Marktführer Immofinanz
Mit einem Immobilienvermögen von 10,5 Milliarden Euro in acht Ländern ist die Immofinanz Group die mit Abstand größte österreichische Immo-AG. Je rund 30 Prozent entfallen auf die Segmente Retail, Office und Residential, knapp zehn Prozent auf Logistik. Rund die Hälfte des Immobilienvermögens befindet sich in Osteuropa.
Im abgelaufenen Geschäftsjahr – per Ende April 2013 – erreichten die Mieterlöse mit 656 Millionen Euro, das Betriebsergebnis mit 542 Millionen Euro und der operative Cashflow mit 409 Millionen Euro ein Rekordhoch. Der Gewinn ging aufgrund eines Einmaleffekts durch die Neubewertung des Einkaufscenters Golden Babylon Rostokino in Moskau um 59 Prozent auf 111 Millionen Euro zurück.
Im Fokus steht aktuell das Thema Buwog: Die Immofinanz will ihre Wohnimmobilien-Tochter über den Kapitalmarkt verselbstständigen – entweder über einen klassischen Börsegang oder einen Spin-off.

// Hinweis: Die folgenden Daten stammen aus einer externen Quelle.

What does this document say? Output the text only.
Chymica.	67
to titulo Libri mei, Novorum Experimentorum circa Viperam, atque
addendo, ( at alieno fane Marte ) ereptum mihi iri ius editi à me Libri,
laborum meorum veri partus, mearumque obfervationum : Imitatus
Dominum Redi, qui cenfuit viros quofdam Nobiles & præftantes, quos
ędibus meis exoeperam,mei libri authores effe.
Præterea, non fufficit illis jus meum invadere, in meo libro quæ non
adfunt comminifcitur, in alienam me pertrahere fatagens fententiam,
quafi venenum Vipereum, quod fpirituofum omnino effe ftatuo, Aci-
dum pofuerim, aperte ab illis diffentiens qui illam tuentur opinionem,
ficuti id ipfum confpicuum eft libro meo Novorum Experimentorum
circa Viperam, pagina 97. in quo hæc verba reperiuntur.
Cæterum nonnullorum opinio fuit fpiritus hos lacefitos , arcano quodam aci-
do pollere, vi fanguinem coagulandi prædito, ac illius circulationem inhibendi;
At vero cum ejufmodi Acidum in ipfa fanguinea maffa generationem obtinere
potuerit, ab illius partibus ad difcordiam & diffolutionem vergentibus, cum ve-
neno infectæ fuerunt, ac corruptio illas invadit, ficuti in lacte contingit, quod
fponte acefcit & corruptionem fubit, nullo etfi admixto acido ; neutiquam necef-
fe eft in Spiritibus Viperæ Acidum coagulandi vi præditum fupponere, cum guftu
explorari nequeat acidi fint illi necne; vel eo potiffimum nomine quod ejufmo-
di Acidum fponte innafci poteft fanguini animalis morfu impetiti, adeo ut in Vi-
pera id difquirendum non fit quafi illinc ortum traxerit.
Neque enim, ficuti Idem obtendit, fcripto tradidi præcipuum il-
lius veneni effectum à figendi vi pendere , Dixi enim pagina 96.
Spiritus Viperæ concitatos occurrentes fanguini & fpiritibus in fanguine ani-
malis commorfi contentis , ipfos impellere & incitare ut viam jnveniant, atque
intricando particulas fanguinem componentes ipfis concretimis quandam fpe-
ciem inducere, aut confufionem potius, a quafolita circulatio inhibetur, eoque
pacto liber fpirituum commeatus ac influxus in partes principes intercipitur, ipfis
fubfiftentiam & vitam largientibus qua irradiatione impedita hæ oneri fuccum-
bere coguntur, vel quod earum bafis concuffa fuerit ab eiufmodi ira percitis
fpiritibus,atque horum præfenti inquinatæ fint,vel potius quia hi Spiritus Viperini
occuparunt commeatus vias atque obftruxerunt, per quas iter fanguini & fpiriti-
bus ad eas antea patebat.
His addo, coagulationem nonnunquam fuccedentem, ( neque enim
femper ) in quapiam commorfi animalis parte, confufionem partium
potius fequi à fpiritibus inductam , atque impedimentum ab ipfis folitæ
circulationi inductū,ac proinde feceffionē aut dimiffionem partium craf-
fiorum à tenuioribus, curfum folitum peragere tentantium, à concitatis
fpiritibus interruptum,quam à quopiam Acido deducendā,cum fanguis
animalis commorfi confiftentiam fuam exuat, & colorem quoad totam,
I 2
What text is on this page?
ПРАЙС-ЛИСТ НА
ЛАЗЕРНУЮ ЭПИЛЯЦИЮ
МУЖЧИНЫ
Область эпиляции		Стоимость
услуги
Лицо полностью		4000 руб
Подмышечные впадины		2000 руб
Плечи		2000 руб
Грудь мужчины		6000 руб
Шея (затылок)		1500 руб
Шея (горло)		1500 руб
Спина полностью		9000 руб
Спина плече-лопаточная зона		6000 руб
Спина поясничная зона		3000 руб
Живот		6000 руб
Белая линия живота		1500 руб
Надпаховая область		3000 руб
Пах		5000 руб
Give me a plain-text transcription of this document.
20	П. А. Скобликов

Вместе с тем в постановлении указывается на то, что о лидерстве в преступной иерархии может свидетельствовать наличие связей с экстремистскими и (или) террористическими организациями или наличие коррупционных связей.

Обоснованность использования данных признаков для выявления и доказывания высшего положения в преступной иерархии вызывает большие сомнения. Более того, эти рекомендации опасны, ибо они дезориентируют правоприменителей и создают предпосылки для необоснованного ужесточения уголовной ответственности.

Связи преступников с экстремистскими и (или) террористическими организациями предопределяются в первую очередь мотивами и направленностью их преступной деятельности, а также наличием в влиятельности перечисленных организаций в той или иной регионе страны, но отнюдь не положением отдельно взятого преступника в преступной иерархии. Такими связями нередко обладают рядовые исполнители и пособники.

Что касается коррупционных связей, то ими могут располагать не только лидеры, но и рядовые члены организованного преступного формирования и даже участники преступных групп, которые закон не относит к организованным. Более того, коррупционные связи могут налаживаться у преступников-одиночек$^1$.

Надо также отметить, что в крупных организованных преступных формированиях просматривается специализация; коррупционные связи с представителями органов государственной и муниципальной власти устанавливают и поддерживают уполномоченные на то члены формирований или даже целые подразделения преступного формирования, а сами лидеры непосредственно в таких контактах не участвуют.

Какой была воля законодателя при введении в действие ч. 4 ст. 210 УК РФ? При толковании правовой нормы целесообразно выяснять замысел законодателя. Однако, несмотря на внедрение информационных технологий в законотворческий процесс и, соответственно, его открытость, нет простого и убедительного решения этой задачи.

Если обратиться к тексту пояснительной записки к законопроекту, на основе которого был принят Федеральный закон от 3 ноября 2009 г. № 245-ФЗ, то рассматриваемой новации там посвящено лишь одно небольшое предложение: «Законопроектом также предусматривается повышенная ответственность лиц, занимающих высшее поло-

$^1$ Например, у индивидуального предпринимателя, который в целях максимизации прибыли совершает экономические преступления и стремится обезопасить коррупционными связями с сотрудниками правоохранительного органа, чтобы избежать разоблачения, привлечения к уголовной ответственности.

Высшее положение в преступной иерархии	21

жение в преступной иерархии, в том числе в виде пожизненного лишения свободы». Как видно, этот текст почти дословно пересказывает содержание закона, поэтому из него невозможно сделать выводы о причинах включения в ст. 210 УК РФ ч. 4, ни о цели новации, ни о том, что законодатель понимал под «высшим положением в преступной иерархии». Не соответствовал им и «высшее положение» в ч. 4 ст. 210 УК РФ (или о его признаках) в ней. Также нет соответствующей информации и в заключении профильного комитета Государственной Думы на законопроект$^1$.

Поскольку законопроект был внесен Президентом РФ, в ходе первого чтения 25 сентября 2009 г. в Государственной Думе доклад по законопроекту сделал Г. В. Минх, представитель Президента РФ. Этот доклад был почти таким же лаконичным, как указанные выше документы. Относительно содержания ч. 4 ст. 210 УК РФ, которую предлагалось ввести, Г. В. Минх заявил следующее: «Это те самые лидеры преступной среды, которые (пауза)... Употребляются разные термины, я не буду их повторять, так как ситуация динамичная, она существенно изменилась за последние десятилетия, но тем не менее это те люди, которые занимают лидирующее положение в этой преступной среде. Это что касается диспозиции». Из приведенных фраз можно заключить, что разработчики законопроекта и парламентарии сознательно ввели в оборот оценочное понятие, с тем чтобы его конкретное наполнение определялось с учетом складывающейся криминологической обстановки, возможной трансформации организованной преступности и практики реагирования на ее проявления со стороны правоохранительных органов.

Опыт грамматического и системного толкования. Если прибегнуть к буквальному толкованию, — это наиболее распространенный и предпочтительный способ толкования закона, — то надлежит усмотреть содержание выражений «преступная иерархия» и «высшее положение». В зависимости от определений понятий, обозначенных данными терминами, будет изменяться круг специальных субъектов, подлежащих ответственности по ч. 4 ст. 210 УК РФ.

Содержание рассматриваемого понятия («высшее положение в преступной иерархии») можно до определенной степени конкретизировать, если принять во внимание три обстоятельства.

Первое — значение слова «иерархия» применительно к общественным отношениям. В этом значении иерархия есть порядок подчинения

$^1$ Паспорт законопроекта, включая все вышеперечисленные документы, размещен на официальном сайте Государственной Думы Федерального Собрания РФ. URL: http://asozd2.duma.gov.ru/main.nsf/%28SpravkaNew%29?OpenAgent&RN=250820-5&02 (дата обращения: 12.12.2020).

Die Immofinanz würde für das ertragreichere, aber auch riskantere Osteuropa-Geschäft mit den meist höher rentierenden Segmenten Retail und Office stehen und Buwog mit Residential für den sicheren Hafen. Durch die Trennung erhofft sich CEO Eduard Zehetner eine höhere Börsenbewertung für beide Aktien, denn der Aktienkurs der Immofinanz liegt seit Längerem rund 50 Prozent unter ihrem Wert. Attraktiv ist vor allem die Dividendenrendite von 6,7 Prozent.
Allrounder s Immo
s Immo investiert und verwaltet Immobilien im Gesamtwert von 1,8 Milliarden Euro in europäischen Hauptstädten von Berlin über Prag und Wien bis Bukarest. Derzeit liegt der Fokus auf Berlin und Wien. Investiert wird in vier Nutzungsarten: Büro (40 Prozent), Geschäft (26 Prozent), Wohnen (20 Prozent) und Hotels (14 Prozent). Mit dieser Diversifizierungsstrategie will man die Immobilienzyklen strategisch nutzen. Gemessen am operativen Ergebnis in Relation zum Immobilienportfolio ist s Immo im Vergleich zu Immofinanz, CA Immo und conwert das effizienteste Unternehmen.
Der Kursabschlag zum inneren Wert beträgt 50 Prozent, die Dividendenrendite 2013 wird auf 3,7 Prozent geschätzt.